PBB menyerukan UEA untuk membebaskan 5 warga Libya yang diduga disiksa
JENEWA – Pakar hak asasi manusia terkemuka di PBB menuntut agar Uni Emirat Arab segera membebaskan lima warga Libya, termasuk tiga orang yang berkewarganegaraan ganda Kanada atau AS, yang diduga mengalami waterboarding, sengatan listrik, dan dikurung di dalam freezer selama satu setengah tahun terakhir.
Seruan tersebut muncul bersamaan dengan terbitnya opini Kelompok Kerja PBB untuk Penahanan Sewenang-wenang pada hari Senin, yang pada akhir tahun lalu mempertimbangkan kasus lima warga Libya yang semakin menarik perhatian kelompok advokasi seperti Amnesty International. dan Human Rights Watch punya.
Opini setebal 13 halaman tersebut mengutip tuntutan pengacara para tahanan bahwa mereka dilarang tidur hingga 20 hari; dipukul pada tangan dan kaki; dan menderita “sengatan listrik dengan kursi listrik”. Beberapa di antara mereka “digantung dengan tali di leher” atau “menghadapi ancaman pembunuhan terus-menerus dengan senjata ditaruh di kepala”.
“Beberapa dari mereka mengatakan mereka dimasukkan ke dalam freezer selama 45 menit,” kata laporan itu.
Kelompok kerja yang beranggotakan lima orang ini tidak dapat meminta pertanggungjawaban negara dan pemimpin mereka berdasarkan komitmen mereka terhadap konvensi internasional, baik melalui pengadilan maupun tribunal.

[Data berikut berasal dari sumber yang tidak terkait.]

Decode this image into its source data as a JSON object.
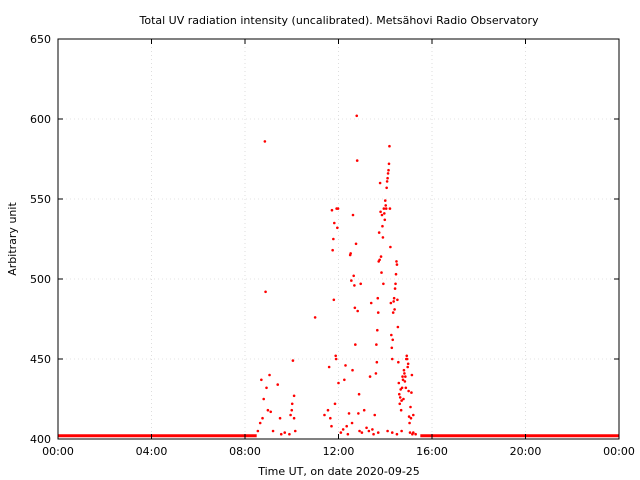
{
  "chart_data": {
    "type": "scatter",
    "title": "Total UV radiation intensity (uncalibrated). Metsähovi Radio Observatory",
    "xlabel": "Time UT, on date 2020-09-25",
    "ylabel": "Arbitrary unit",
    "xlim": [
      0,
      24
    ],
    "ylim": [
      400,
      650
    ],
    "xticks": [
      {
        "value": 0,
        "label": "00:00"
      },
      {
        "value": 4,
        "label": "04:00"
      },
      {
        "value": 8,
        "label": "08:00"
      },
      {
        "value": 12,
        "label": "12:00"
      },
      {
        "value": 16,
        "label": "16:00"
      },
      {
        "value": 20,
        "label": "20:00"
      },
      {
        "value": 24,
        "label": "00:00"
      }
    ],
    "yticks": [
      {
        "value": 400,
        "label": "400"
      },
      {
        "value": 450,
        "label": "450"
      },
      {
        "value": 500,
        "label": "500"
      },
      {
        "value": 550,
        "label": "550"
      },
      {
        "value": 600,
        "label": "600"
      },
      {
        "value": 650,
        "label": "650"
      }
    ],
    "grid": true,
    "marker_color": "#ff0000",
    "baseline": {
      "value": 402,
      "segments": [
        [
          0,
          8.5
        ],
        [
          15.5,
          24
        ]
      ]
    },
    "series": [
      {
        "points": [
          [
            8.55,
            405
          ],
          [
            8.65,
            410
          ],
          [
            8.7,
            437
          ],
          [
            8.75,
            413
          ],
          [
            8.8,
            425
          ],
          [
            8.85,
            586
          ],
          [
            8.88,
            492
          ],
          [
            8.92,
            432
          ],
          [
            8.98,
            418
          ],
          [
            9.05,
            440
          ],
          [
            9.1,
            417
          ],
          [
            9.2,
            405
          ],
          [
            9.4,
            434
          ],
          [
            9.5,
            413
          ],
          [
            9.55,
            403
          ],
          [
            9.7,
            404
          ],
          [
            9.9,
            403
          ],
          [
            9.95,
            415
          ],
          [
            10.0,
            418
          ],
          [
            10.02,
            422
          ],
          [
            10.05,
            449
          ],
          [
            10.1,
            427
          ],
          [
            10.1,
            413
          ],
          [
            10.15,
            405
          ],
          [
            11.0,
            476
          ],
          [
            11.4,
            415
          ],
          [
            11.55,
            418
          ],
          [
            11.6,
            445
          ],
          [
            11.65,
            413
          ],
          [
            11.7,
            408
          ],
          [
            11.72,
            543
          ],
          [
            11.75,
            518
          ],
          [
            11.78,
            525
          ],
          [
            11.8,
            487
          ],
          [
            11.82,
            535
          ],
          [
            11.85,
            422
          ],
          [
            11.88,
            452
          ],
          [
            11.9,
            450
          ],
          [
            11.92,
            544
          ],
          [
            11.95,
            532
          ],
          [
            11.98,
            544
          ],
          [
            12.0,
            435
          ],
          [
            12.1,
            404
          ],
          [
            12.2,
            406
          ],
          [
            12.25,
            437
          ],
          [
            12.3,
            446
          ],
          [
            12.35,
            408
          ],
          [
            12.4,
            403
          ],
          [
            12.45,
            416
          ],
          [
            12.5,
            515
          ],
          [
            12.52,
            516
          ],
          [
            12.55,
            499
          ],
          [
            12.58,
            410
          ],
          [
            12.6,
            443
          ],
          [
            12.62,
            540
          ],
          [
            12.65,
            502
          ],
          [
            12.68,
            496
          ],
          [
            12.7,
            482
          ],
          [
            12.72,
            459
          ],
          [
            12.75,
            522
          ],
          [
            12.78,
            602
          ],
          [
            12.8,
            574
          ],
          [
            12.82,
            480
          ],
          [
            12.85,
            416
          ],
          [
            12.88,
            428
          ],
          [
            12.9,
            405
          ],
          [
            12.95,
            497
          ],
          [
            13.0,
            404
          ],
          [
            13.1,
            418
          ],
          [
            13.2,
            407
          ],
          [
            13.3,
            405
          ],
          [
            13.35,
            439
          ],
          [
            13.4,
            485
          ],
          [
            13.45,
            406
          ],
          [
            13.5,
            403
          ],
          [
            13.55,
            415
          ],
          [
            13.6,
            441
          ],
          [
            13.62,
            459
          ],
          [
            13.64,
            448
          ],
          [
            13.66,
            468
          ],
          [
            13.68,
            488
          ],
          [
            13.7,
            479
          ],
          [
            13.72,
            511
          ],
          [
            13.74,
            529
          ],
          [
            13.76,
            512
          ],
          [
            13.78,
            560
          ],
          [
            13.8,
            542
          ],
          [
            13.82,
            514
          ],
          [
            13.84,
            504
          ],
          [
            13.86,
            540
          ],
          [
            13.88,
            533
          ],
          [
            13.9,
            526
          ],
          [
            13.92,
            497
          ],
          [
            13.94,
            544
          ],
          [
            13.96,
            541
          ],
          [
            13.98,
            537
          ],
          [
            14.0,
            549
          ],
          [
            14.02,
            546
          ],
          [
            14.04,
            544
          ],
          [
            14.06,
            557
          ],
          [
            14.08,
            561
          ],
          [
            14.1,
            563
          ],
          [
            14.12,
            566
          ],
          [
            14.14,
            568
          ],
          [
            14.16,
            572
          ],
          [
            14.18,
            583
          ],
          [
            14.2,
            544
          ],
          [
            14.22,
            520
          ],
          [
            14.24,
            485
          ],
          [
            14.26,
            465
          ],
          [
            14.28,
            457
          ],
          [
            14.3,
            450
          ],
          [
            14.32,
            462
          ],
          [
            14.34,
            479
          ],
          [
            14.36,
            486
          ],
          [
            14.38,
            488
          ],
          [
            14.4,
            481
          ],
          [
            14.42,
            494
          ],
          [
            14.44,
            497
          ],
          [
            14.46,
            503
          ],
          [
            14.48,
            511
          ],
          [
            14.5,
            509
          ],
          [
            14.52,
            487
          ],
          [
            14.54,
            470
          ],
          [
            14.56,
            448
          ],
          [
            14.58,
            435
          ],
          [
            14.6,
            428
          ],
          [
            14.62,
            422
          ],
          [
            14.64,
            426
          ],
          [
            14.66,
            431
          ],
          [
            14.68,
            418
          ],
          [
            14.7,
            424
          ],
          [
            14.72,
            432
          ],
          [
            14.74,
            439
          ],
          [
            14.76,
            437
          ],
          [
            14.78,
            425
          ],
          [
            14.8,
            443
          ],
          [
            14.82,
            441
          ],
          [
            14.84,
            436
          ],
          [
            14.86,
            439
          ],
          [
            14.88,
            432
          ],
          [
            14.9,
            450
          ],
          [
            14.92,
            452
          ],
          [
            14.94,
            450
          ],
          [
            14.96,
            445
          ],
          [
            14.98,
            447
          ],
          [
            15.0,
            430
          ],
          [
            15.02,
            414
          ],
          [
            15.04,
            410
          ],
          [
            15.06,
            404
          ],
          [
            15.08,
            420
          ],
          [
            15.1,
            413
          ],
          [
            15.12,
            429
          ],
          [
            15.14,
            440
          ],
          [
            15.16,
            403
          ],
          [
            15.2,
            415
          ],
          [
            13.7,
            404
          ],
          [
            14.1,
            405
          ],
          [
            14.3,
            404
          ],
          [
            14.5,
            403
          ],
          [
            14.7,
            405
          ],
          [
            15.2,
            404
          ],
          [
            15.3,
            403
          ]
        ]
      }
    ]
  }
}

Seperti halnya pendapat baru-baru ini bahwa pendiri WikiLeaks Julian Assange harus diizinkan meninggalkan tempat perlindungannya di kedutaan Ekuador di London, mereka tidak memiliki kewenangan untuk menegakkan hukum.
Dainius Puras, Pelapor Khusus PBB tentang hak atas kesehatan, mengatakan dalam sebuah pernyataan bahwa sebagian besar tahanan tidak memiliki akses yang memadai terhadap perawatan medis dan menghadapi masalah kesehatan, termasuk kehilangan penglihatan dan pendengaran akibat dugaan penyiksaan.

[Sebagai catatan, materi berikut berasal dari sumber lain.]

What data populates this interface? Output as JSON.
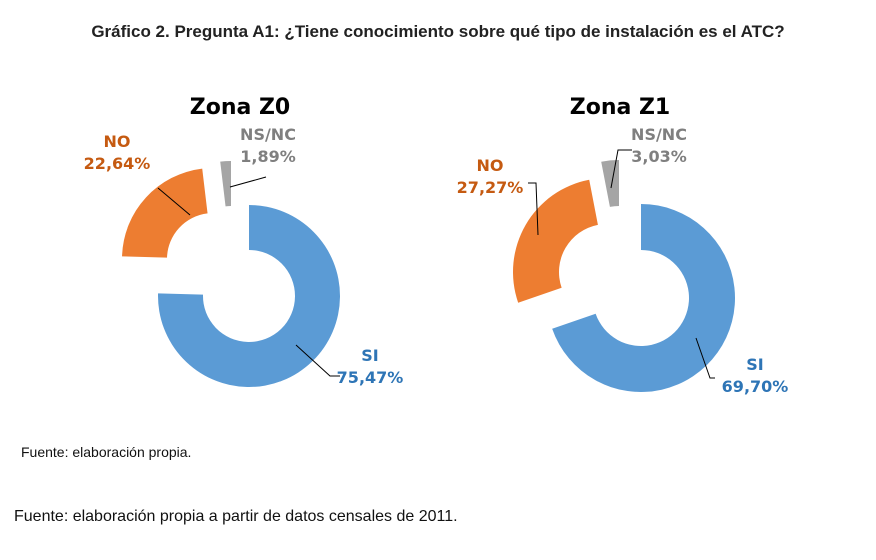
{
  "title": "Gráfico 2. Pregunta A1: ¿Tiene conocimiento sobre qué tipo de instalación es el ATC?",
  "chart_data": [
    {
      "type": "pie",
      "donut": true,
      "title": "Zona Z0",
      "slices": [
        {
          "label": "SI",
          "value": 75.47,
          "text": "75,47%",
          "color": "#5B9BD5"
        },
        {
          "label": "NO",
          "value": 22.64,
          "text": "22,64%",
          "color": "#ED7D31"
        },
        {
          "label": "NS/NC",
          "value": 1.89,
          "text": "1,89%",
          "color": "#A5A5A5"
        }
      ]
    },
    {
      "type": "pie",
      "donut": true,
      "title": "Zona Z1",
      "slices": [
        {
          "label": "SI",
          "value": 69.7,
          "text": "69,70%",
          "color": "#5B9BD5"
        },
        {
          "label": "NO",
          "value": 27.27,
          "text": "27,27%",
          "color": "#ED7D31"
        },
        {
          "label": "NS/NC",
          "value": 3.03,
          "text": "3,03%",
          "color": "#A5A5A5"
        }
      ]
    }
  ],
  "label_colors": {
    "SI": "#2E75B6",
    "NO": "#C55A11",
    "NS/NC": "#7F7F7F"
  },
  "source_1": "Fuente: elaboración propia.",
  "source_2": "Fuente: elaboración propia a partir de datos censales de 2011."
}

Temuan kelompok kerja mengidentifikasi kelima orang tersebut sebagai Adel Rajab Beleid Nasef; Moad Mohamed al-Hashmi; Salim Alaradi, yang juga memiliki kewarganegaraan Kanada; dan ayah dan anak Kamal Ahmed al-Darrat dan Mohamed Kamal al-Darrat, yang juga warga negara AS. Laporan tersebut menyebutkan tidak jelas apakah Nasef dan Al Hashmi masih hidup.
Alaradi telah diidentifikasi sebagai ayah lima anak berusia 48 tahun dan CEO sebuah perusahaan peralatan rumah tangga yang ditangkap pada 28 Agustus 2014 saat sedang berlibur di sebuah hotel di Dubai. Sekitar tengah malam hari itu, kata laporan itu, Alaradi menerima telepon yang memintanya datang ke hotel, di mana dia ditemui dan ditahan oleh petugas polisi berpakaian preman.
Pemerintah UEA belum memberikan komentar mengenai laporan tersebut pada hari Senin. Para ahli mengatakan mereka sebelumnya telah melakukan kontak dengan pihak berwenang Emirat mengenai kasus tersebut dan mendapati tanggapan mereka “tidak meyakinkan.”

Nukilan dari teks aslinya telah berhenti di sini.